Summary

This project demonstrated that grain protein maps from the previous season can help guide more accurate nitrogen (N) fertiliser decisions within paddocks. Across three of four paddocks, historic protein was a more reliable indicator of soil available N than grain yield or N removal. Areas with higher protein generally required less applied N to maximise returns, while low-protein zones were more responsive to fertiliser. Optimal N rates varied widely within paddocks, ranging from zero to 129kg/ha of N. The findings suggest protein mapping can support variable rate N strategies, improve fertiliser efficiency and reduce unnecessary input costs. However, further research is needed across a broader range of paddocks and seasonal conditions to validate and refine this approach.

Background

Nitrogen fertiliser is the highest variable input cost for many grain growers, yet N deficiency remains a major cause of unrealised yield potential. Growers often apply conservative N rates due to uncertainty around rainfall, haying-off risk and difficulty predicting in-season demand. Traditional soil testing provides only a snapshot of soil mineral N and often fails to represent the high spatial variability found within paddocks. The increasing availability of harvester-mounted grain protein analysers has created an opportunity to use historic protein data as an additional decision-support layer for N management.

Research Aims

The core objectives of the project were to:

• Examine the relationship between pre-seeding soil mineral N to grain yield and protein maps from the previous season
• Assess how historical grain yield and protein maps explain spatial variability in N response across paddocks
• Explore whether protein maps can be used to develop variable rate N fertiliser prescriptions.

In The Field

The project was conducted over the 2023 and 2024 seasons in four paddocks at Bute and Redhill. Two collaborating growers provided historic grain yield and protein maps, where data were generated using standard yield monitors and CropScan grain analysers. Within each paddock, four zones were selected to represent different combinations of yield and protein.

Small plot N response trials were established within each zone, with urea applied post-emergent at rates from 0 to 200kg/ha of N. Soil mineral N was measured before seeding, and grain yield and protein were measured at harvest. These trials allowed N responses to be compared directly with historic protein and yield data.

Results

Grain protein in the previous season was a more reliable indicator of soil available N across sites and seasons than grain yield or N removal (yield x protein). On average, each one per cent increase in grain protein from the previous season corresponded to an increase of approximately 8.5kg/ha of soil N measured in the following year pre-seeding.

Protein data also helped explain large differences in fertiliser responses within paddocks. Across three paddocks and 12 trial sites, the N rate that maximised partial gross margin ranged from 0 to 129kg/ha of N, with an average of 76kg/ha. Zones with higher historic protein generally required lower N rates to achieve maximum returns.

At Redhill, each one per cent increase in historic protein reduced the optimal N rate by approximately 16kg/ha. At Bute, the response varied by season, with reductions of around 15kg/ha per one per cent protein increase in 2024. In 2023 there was a steeper response driven by one highly responsive site, with a one per cent protein increase reducing optimal N rate by 42kg/ha. In one moisture-stressed paddock in 2024, yield responses to N were negative, highlighting the influence of seasonal conditions.

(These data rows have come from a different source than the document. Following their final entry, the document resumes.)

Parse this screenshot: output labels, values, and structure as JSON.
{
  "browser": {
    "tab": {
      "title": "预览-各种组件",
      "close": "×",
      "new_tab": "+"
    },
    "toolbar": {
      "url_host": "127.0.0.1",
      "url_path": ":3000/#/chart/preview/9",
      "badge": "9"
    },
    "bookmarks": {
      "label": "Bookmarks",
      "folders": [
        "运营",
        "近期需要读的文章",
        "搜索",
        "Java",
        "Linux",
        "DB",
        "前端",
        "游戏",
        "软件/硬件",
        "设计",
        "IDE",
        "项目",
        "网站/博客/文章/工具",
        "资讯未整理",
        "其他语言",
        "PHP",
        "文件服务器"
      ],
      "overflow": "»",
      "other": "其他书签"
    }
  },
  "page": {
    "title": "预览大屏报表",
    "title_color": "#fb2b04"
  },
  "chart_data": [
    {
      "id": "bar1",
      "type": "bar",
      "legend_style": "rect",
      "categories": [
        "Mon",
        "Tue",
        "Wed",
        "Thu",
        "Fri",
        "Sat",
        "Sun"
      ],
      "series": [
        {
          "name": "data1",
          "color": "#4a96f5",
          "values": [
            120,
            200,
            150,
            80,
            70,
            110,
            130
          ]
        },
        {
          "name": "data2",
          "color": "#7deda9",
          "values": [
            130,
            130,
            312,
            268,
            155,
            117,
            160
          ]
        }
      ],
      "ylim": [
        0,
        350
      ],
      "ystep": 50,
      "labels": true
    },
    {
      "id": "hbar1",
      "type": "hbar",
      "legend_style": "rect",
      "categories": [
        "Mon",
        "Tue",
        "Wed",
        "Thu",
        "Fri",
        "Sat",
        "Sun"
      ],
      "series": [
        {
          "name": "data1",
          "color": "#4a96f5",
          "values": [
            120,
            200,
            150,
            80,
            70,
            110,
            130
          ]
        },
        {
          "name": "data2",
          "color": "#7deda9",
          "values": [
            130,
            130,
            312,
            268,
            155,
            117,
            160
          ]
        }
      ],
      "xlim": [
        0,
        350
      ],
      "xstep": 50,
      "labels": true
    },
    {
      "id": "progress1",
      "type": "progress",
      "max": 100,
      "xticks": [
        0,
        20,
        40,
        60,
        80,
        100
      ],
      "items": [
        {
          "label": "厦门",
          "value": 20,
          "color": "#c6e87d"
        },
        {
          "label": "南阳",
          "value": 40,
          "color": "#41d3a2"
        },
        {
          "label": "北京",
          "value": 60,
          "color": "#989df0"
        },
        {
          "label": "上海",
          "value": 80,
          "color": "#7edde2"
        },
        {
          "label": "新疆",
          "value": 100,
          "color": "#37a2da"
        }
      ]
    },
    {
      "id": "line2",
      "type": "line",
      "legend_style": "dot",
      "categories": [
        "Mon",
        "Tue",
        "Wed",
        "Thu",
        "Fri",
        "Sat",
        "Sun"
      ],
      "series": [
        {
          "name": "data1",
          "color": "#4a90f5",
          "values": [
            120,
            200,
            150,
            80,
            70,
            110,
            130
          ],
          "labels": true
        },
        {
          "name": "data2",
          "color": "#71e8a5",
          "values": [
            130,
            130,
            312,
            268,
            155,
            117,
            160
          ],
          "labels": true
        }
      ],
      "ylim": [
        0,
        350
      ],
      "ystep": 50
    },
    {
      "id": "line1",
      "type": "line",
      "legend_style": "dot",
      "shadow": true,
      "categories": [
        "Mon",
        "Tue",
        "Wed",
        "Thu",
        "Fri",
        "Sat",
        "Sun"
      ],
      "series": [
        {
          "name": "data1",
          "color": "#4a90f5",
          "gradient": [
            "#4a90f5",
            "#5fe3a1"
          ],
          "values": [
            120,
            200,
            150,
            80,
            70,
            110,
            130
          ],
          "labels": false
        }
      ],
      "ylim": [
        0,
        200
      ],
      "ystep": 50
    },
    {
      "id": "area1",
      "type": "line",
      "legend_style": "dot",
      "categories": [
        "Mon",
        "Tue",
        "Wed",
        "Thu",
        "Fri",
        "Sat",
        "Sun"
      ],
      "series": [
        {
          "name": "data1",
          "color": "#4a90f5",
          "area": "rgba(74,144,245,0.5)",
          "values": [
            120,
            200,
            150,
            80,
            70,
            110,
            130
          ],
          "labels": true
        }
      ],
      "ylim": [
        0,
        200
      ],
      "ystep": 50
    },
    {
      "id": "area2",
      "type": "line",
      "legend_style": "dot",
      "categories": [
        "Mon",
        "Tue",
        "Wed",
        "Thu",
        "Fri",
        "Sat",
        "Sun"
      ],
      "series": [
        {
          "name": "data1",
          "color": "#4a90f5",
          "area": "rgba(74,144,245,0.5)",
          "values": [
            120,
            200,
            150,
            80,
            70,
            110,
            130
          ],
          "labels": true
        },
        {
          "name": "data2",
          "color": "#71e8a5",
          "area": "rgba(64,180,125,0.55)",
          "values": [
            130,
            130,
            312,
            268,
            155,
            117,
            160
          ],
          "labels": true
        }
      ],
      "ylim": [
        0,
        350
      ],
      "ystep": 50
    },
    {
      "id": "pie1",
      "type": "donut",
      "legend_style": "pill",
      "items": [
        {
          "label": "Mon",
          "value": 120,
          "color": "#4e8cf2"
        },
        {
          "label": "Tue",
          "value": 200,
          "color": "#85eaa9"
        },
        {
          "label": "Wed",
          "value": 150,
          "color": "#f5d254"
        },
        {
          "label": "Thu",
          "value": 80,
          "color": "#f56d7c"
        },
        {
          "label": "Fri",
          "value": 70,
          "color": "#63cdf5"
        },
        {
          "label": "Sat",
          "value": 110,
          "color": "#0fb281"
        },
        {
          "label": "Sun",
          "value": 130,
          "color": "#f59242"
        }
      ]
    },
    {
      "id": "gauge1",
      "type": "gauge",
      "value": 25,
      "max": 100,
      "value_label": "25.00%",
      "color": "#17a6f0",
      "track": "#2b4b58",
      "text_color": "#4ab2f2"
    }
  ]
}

Sites varied in the absolute N requirement for a given historical protein. For a historical protein level of 10 per cent, the N rate required to maximise partial gross margin (PGM) for Redhill in 2023 was 129kg N/ha, and for Bute was 68kg N/ha in 2023 and 51kg N/ha in 2024. Protein data was shown to support management of within paddock variability and allocation of N within the paddock. However, complementary data and decision-making tools are still required to determine optimal rates between paddocks, from which the protein map can then redistribute according to expected relative response.

The project also demonstrated how protein maps could be converted into variable rate N prescription maps. In a case study paddock at Bute, recommended N rates ranged from 0 to 110kg/ha, reflecting strong spatial variability in protein and N demand.